Book Review: A Day Late and a Dollar Short
Book Reviewed by Paige Turner
The publishing world and the legions of Terry McMillan fans can now officially exhale. McMillan’s long awaited "serious" novel, A Day Late and A Dollar Short, has been released, and it is a solid achievement, and worth the wait since her last novel. The book validates the promise and mastery that McMillan displayed in Mama and in Disappearing Acts. Even DLDS’s no-frills cover design heralds her return as a dedicated, no-nonsense writer.
In recent years readers, critics and cognoscenti have tried to be disparaging by using the phrase, "A Terry McMillan Book", to imply something as unsubstantial as an Archie comic. But let’s give props where they are due: McMillan’s phenomenal bestsellers paved the way for other writers (many of lesser talent) to bop on down the road of commercial success. While it is true that her initial success was based on black women’s’ hunger for a reflection of themselves, and craziness of their relationships, readers need only look to Mama, McMillan’s first novel, to know that she has always been more than just a writer of "girlfriend", sistah-to-sistah type novels.
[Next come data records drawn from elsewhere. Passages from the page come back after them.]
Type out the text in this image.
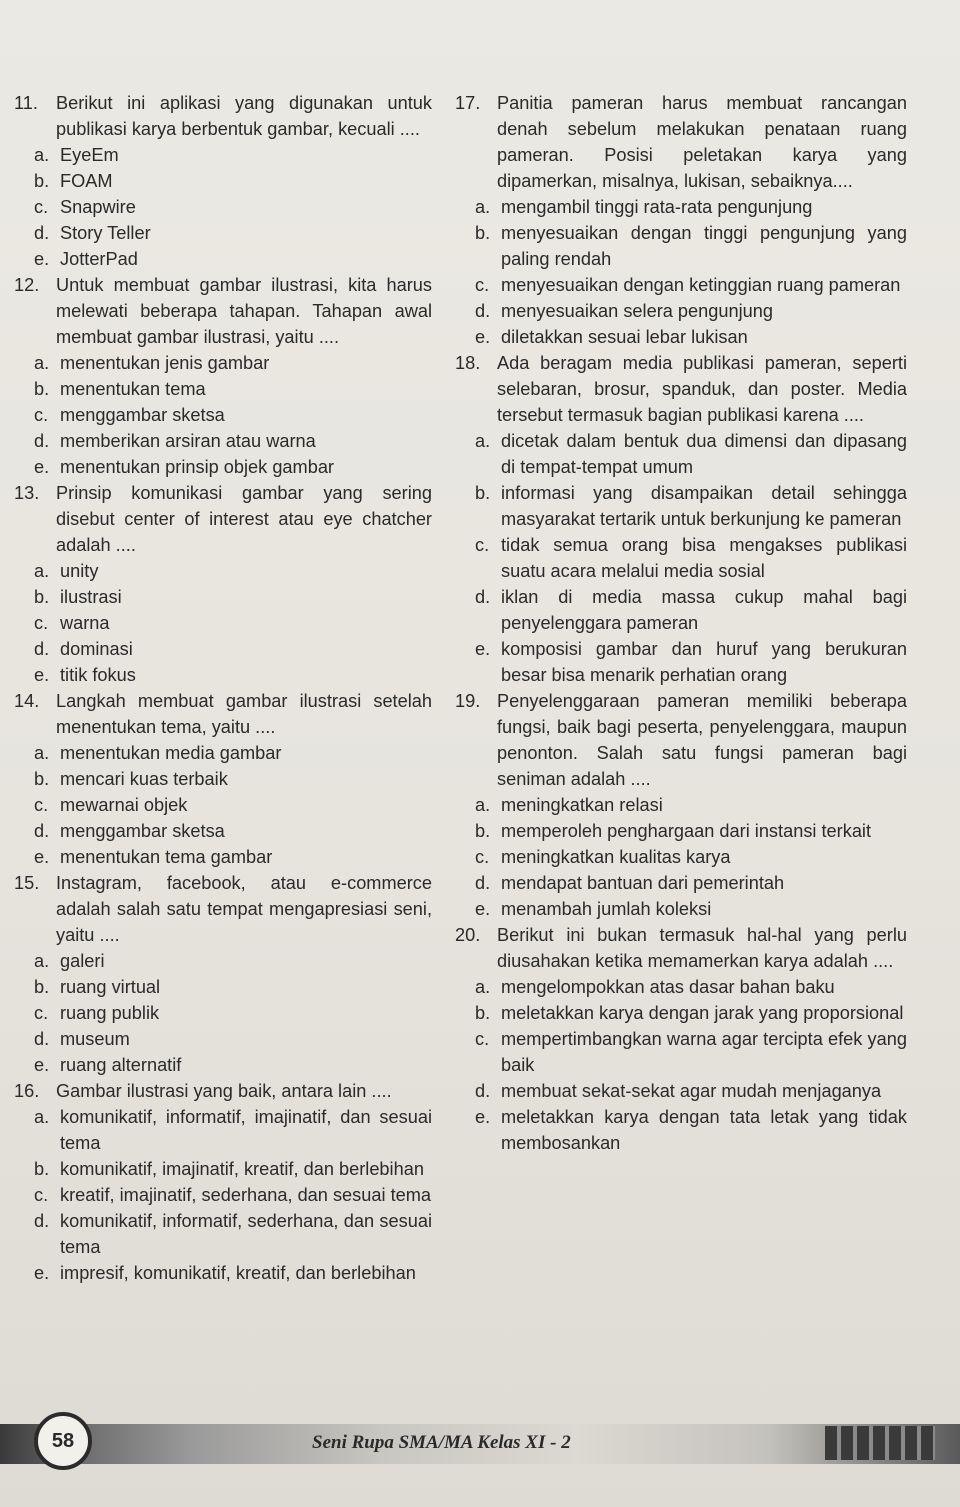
11. Berikut ini aplikasi yang digunakan untuk publikasi karya berbentuk gambar, kecuali ....
a. EyeEm
b. FOAM
c. Snapwire
d. Story Teller
e. JotterPad
12. Untuk membuat gambar ilustrasi, kita harus melewati beberapa tahapan. Tahapan awal membuat gambar ilustrasi, yaitu ....
a. menentukan jenis gambar
b. menentukan tema
c. menggambar sketsa
d. memberikan arsiran atau warna
e. menentukan prinsip objek gambar
13. Prinsip komunikasi gambar yang sering disebut center of interest atau eye chatcher adalah ....
a. unity
b. ilustrasi
c. warna
d. dominasi
e. titik fokus
14. Langkah membuat gambar ilustrasi setelah menentukan tema, yaitu ....
a. menentukan media gambar
b. mencari kuas terbaik
c. mewarnai objek
d. menggambar sketsa
e. menentukan tema gambar
15. Instagram, facebook, atau e-commerce adalah salah satu tempat mengapresiasi seni, yaitu ....
a. galeri
b. ruang virtual
c. ruang publik
d. museum
e. ruang alternatif
16. Gambar ilustrasi yang baik, antara lain ....
a. komunikatif, informatif, imajinatif, dan sesuai tema
b. komunikatif, imajinatif, kreatif, dan berlebihan
c. kreatif, imajinatif, sederhana, dan sesuai tema
d. komunikatif, informatif, sederhana, dan sesuai tema
e. impresif, komunikatif, kreatif, dan berlebihan
17. Panitia pameran harus membuat rancangan denah sebelum melakukan penataan ruang pameran. Posisi peletakan karya yang dipamerkan, misalnya, lukisan, sebaiknya....
a. mengambil tinggi rata-rata pengunjung
b. menyesuaikan dengan tinggi pengunjung yang paling rendah
c. menyesuaikan dengan ketinggian ruang pameran
d. menyesuaikan selera pengunjung
e. diletakkan sesuai lebar lukisan
18. Ada beragam media publikasi pameran, seperti selebaran, brosur, spanduk, dan poster. Media tersebut termasuk bagian publikasi karena ....
a. dicetak dalam bentuk dua dimensi dan dipasang di tempat-tempat umum
b. informasi yang disampaikan detail sehingga masyarakat tertarik untuk berkunjung ke pameran
c. tidak semua orang bisa mengakses publikasi suatu acara melalui media sosial
d. iklan di media massa cukup mahal bagi penyelenggara pameran
e. komposisi gambar dan huruf yang berukuran besar bisa menarik perhatian orang
19. Penyelenggaraan pameran memiliki beberapa fungsi, baik bagi peserta, penyelenggara, maupun penonton. Salah satu fungsi pameran bagi seniman adalah ....
a. meningkatkan relasi
b. memperoleh penghargaan dari instansi terkait
c. meningkatkan kualitas karya
d. mendapat bantuan dari pemerintah
e. menambah jumlah koleksi
20. Berikut ini bukan termasuk hal-hal yang perlu diusahakan ketika memamerkan karya adalah ....
a. mengelompokkan atas dasar bahan baku
b. meletakkan karya dengan jarak yang proporsional
c. mempertimbangkan warna agar tercipta efek yang baik
d. membuat sekat-sekat agar mudah menjaganya
e. meletakkan karya dengan tata letak yang tidak membosankan
58	Seni Rupa SMA/MA Kelas XI - 2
DLDS restores McMillan’s stature as a thoughtful and an insightful commentator on families and relationships, and not just a male bashing schlockmeister. DLDS’ characters so real you wanna shake ’em, kiss ’em, slap ’em, and hug ’em. Many people—male and female—have felt the same frustration as Charlotte when she reflects on her mother, Viola: "Why do I always have to cry when I think about Mama? Probably ’cause I know that, no matter what I do, it ain’t never good enough. Sometimes, when I really think about my family, it feel like we ain’t got nothing in common except blood."